Mara Fazio, Voltaire contro Shakespeare – Laterza, Roma-Bari, 2020, pp. 232, euro 19,00
La storia del rapporto tra Voltaire e l’ingombrante eredità di Shakespeare che, con il suo genio, pose fine alla tradizione del mondo classico e all’egemonia culturale francese, annunciò il Romanticismo e aprì alla modernità. Un capitolo affascinante della storia della cultura europea.

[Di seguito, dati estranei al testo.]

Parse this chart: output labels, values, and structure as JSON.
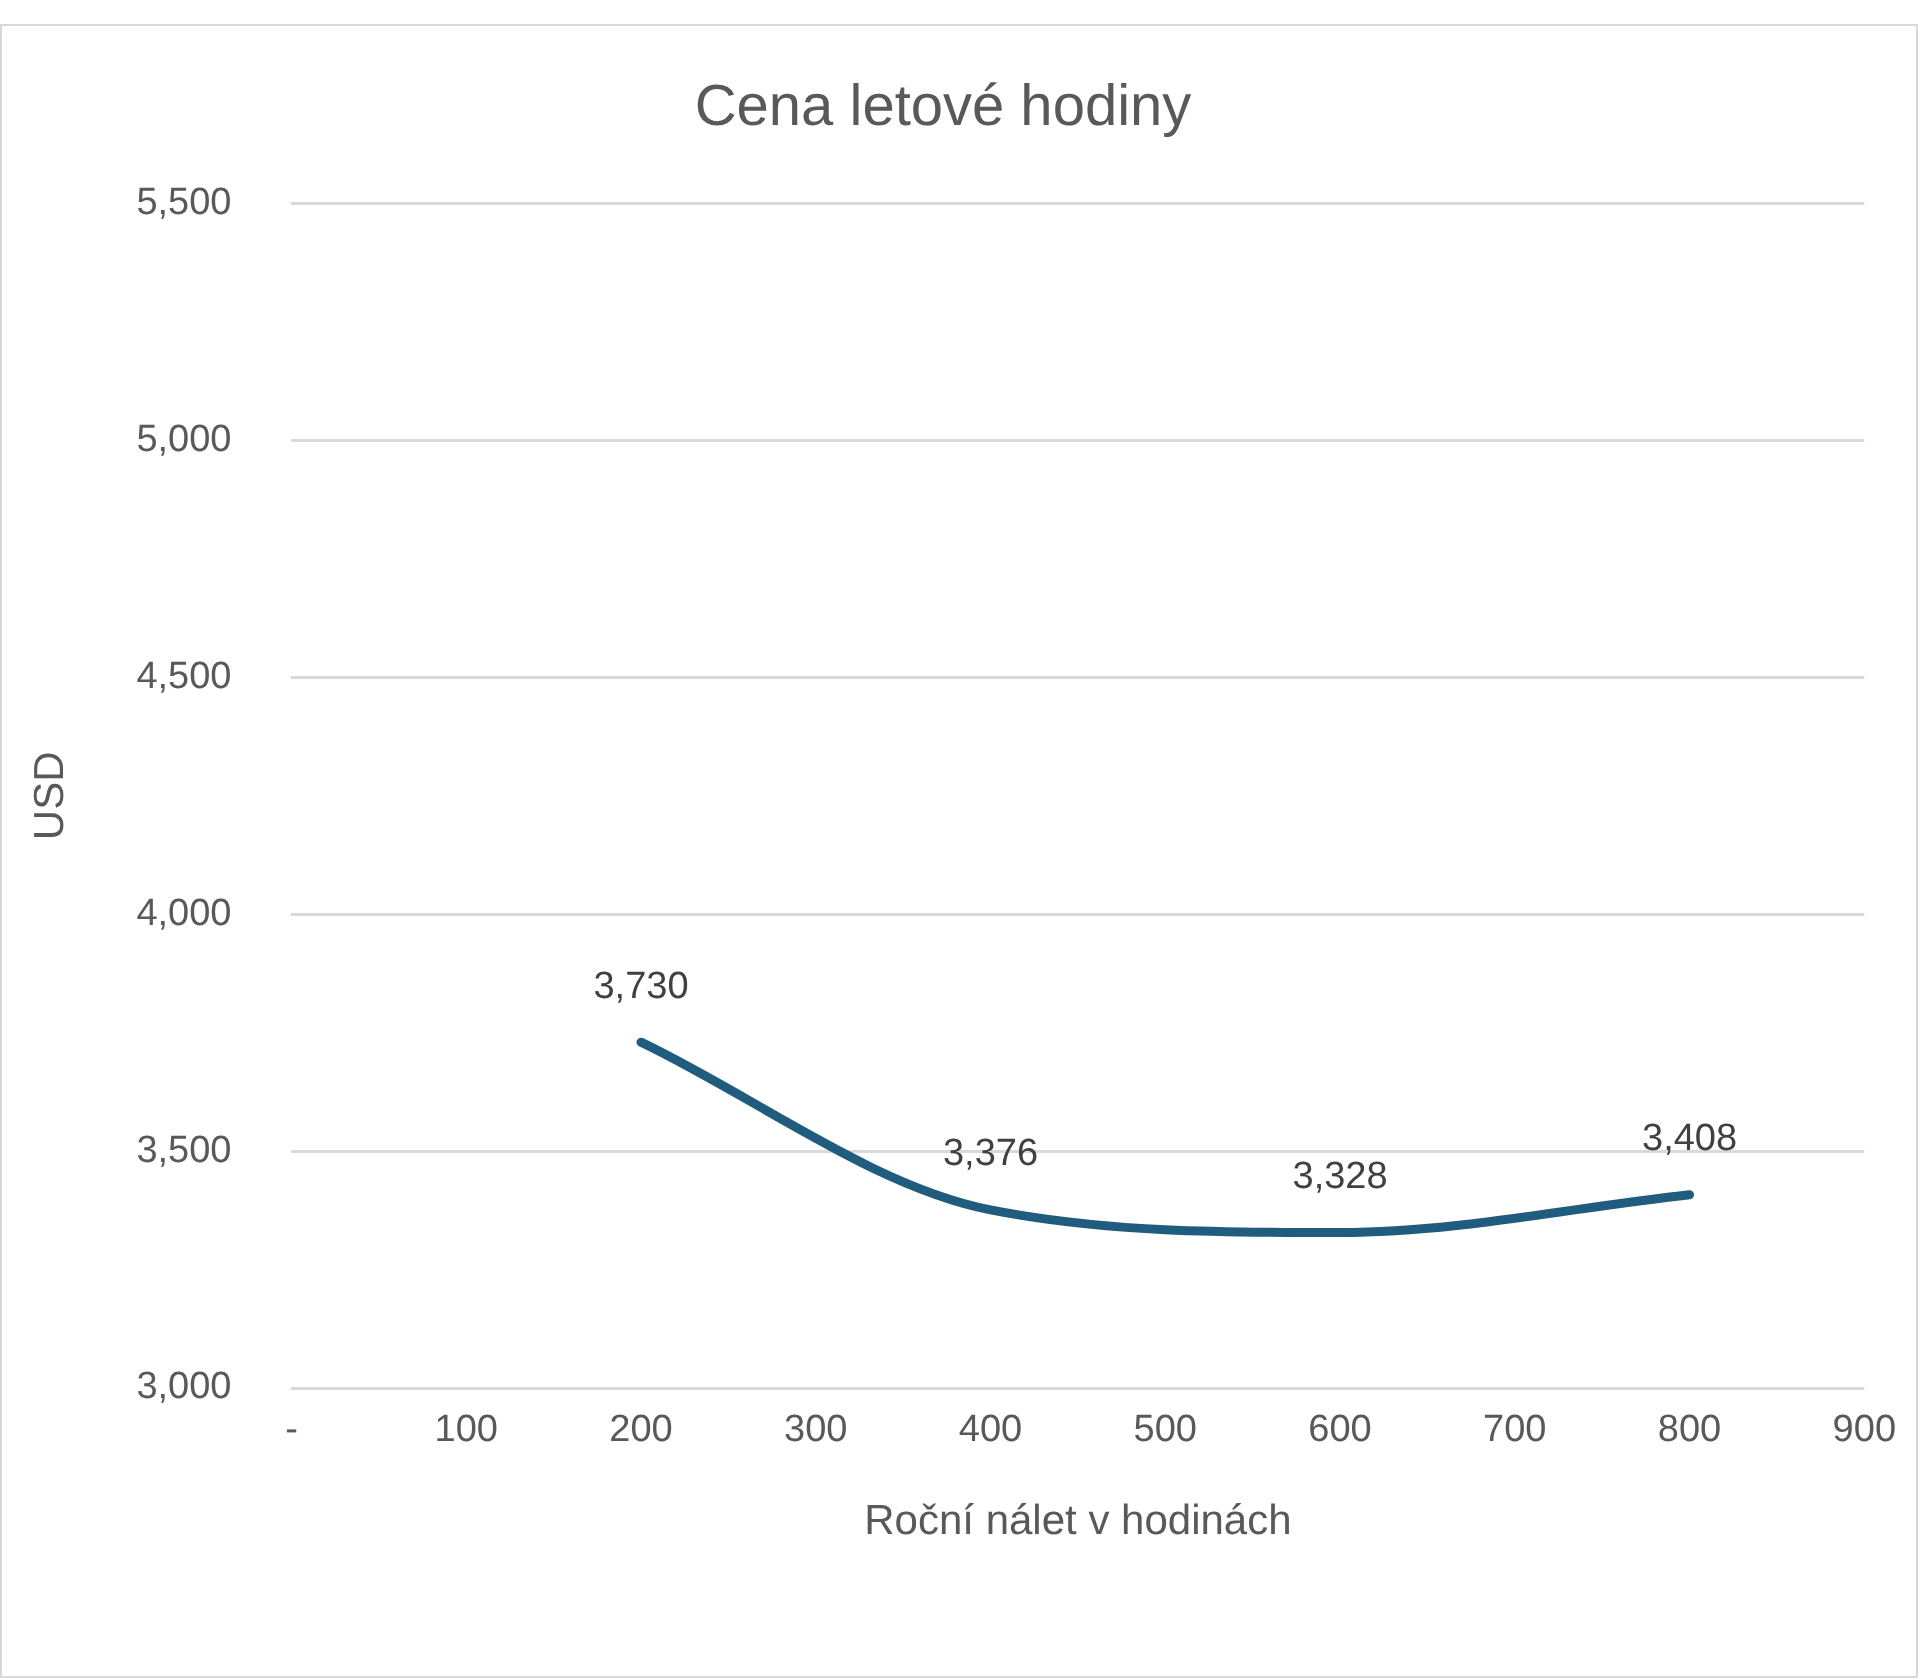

Voltaire è stato il primo grande intellettuale in senso moderno: l’autore più letto, criticato, discusso ed emulato del suo secolo. Grande ammiratore degli inglesi, della loro libertà di pensiero e delle loro istituzioni, giovane esule, tra il 1724 e il 1728, nei teatri di Londra scoprì Shakespeare, allora in Francia del tutto sconosciuto, e contribuì alla diffusione della sua fama in tutta Europa. Solo pochi decenni dopo però – in concomitanza con la guerra dei Sette anni (1756-1763) vinta dagli inglesi – il successo del poeta inglese in Europa crebbe a dismisura, mettendo in crisi la tragedia, il ruolo della Francia nel mondo e, quindi, lo stesso Voltaire, la cui cultura significava regole, norme, principi e, soprattutto, buon gusto. Shakespeare, invece, che trascendeva i limiti aristocratici, metteva in scena non eroi ma uomini moderni, con un linguaggio ora ricercato ora triviale, unendo tragico e comico, alto e basso, divenne emblema del genio. Pur riconosciuto come il teorico della tolleranza, Voltaire vide vacillare il suo mondo e attaccò il poeta inglese, che considerava un barbaro e il cui sorprendente successo gli parve, a un secolo e mezzo dalla morte, uno scandalo intollerabile. Ma sapeva, dal punto di vista letterario e teatrale, di essere ormai uno sconfitto.

Massimiliano David, Ravenna eterna: dagli Etruschi ai Veneziani – Jaca Book, Milano, 2020, pp. 288, euro 50,00
Ravenna, una delle più importanti città del Mediterraneo, dispone tuttora di una serie straordinaria di monumenti eccezionalmente conservati, spesso con le decorazioni originarie, in particolare musive. Non sbagliava il grande storico Arnaldo Momigliano quando diceva: «Se vuoi conoscere la storia dell’Italia, prendi un treno e vai a Ravenna». La città, infatti, costituisce un caso urbanistico eccezionale per la sua capacità di autoconservazione. La definizione di «Bisanzio d’Italia» non è sufficiente a rendere la peculiarità e la grandezza di questa straordinaria città «romana», con Onorio e Galla Placidia, che vede, dopo il periodo di Teoderico, un’importante stagione bizantina. Al moltiplicarsi vertiginoso degli studi specialistici, da anni faceva difetto la pubblicazione di opere di sintesi generale che enucleassero con efficacia i tratti salienti. Il presente volume, che unisce rigore scientifico a una scrittura di grande chiarezza, traccia la vicenda storica e urbanistica di Ravenna dalle lontane origini etrusche sino alla battaglia che nel 1512 ne cambiò in modo definitivo il destino, segnandone l’ingresso nei dominii pontifici. L’intera serie dei sontuosi edifici sorti nella tarda Antichità con la loro decorazione (da S. Giovanni Evangelista a S. Croce, dalla cattedrale ariana di S. Spirito a S. Apollinare Nuovo, da S. Vitale a S. Francesco) viene qui riesaminata e inquadrata nel contesto storico che l’ha generata, e nella complessa situazione urbana in equilibrio, prima perfetto, poi sempre più precario, fra terra e acqua. Molte sono le novità emerse, grazie anche a una estesa campagna fotografica realizzata in sinergia con l’autore, con la collaborazione della Soprintendenza ai Beni Archeologici dell’Emilia-Romagna, della Soprintendenza ai Beni Architettonici di Ravenna e dell’Ufficio Beni Culturali della Curia arcivescovile. Quella che emerge è una Ravenna radicalmente rinnovata, che riserverà molte sorprese anche ai conoscitori più esperti.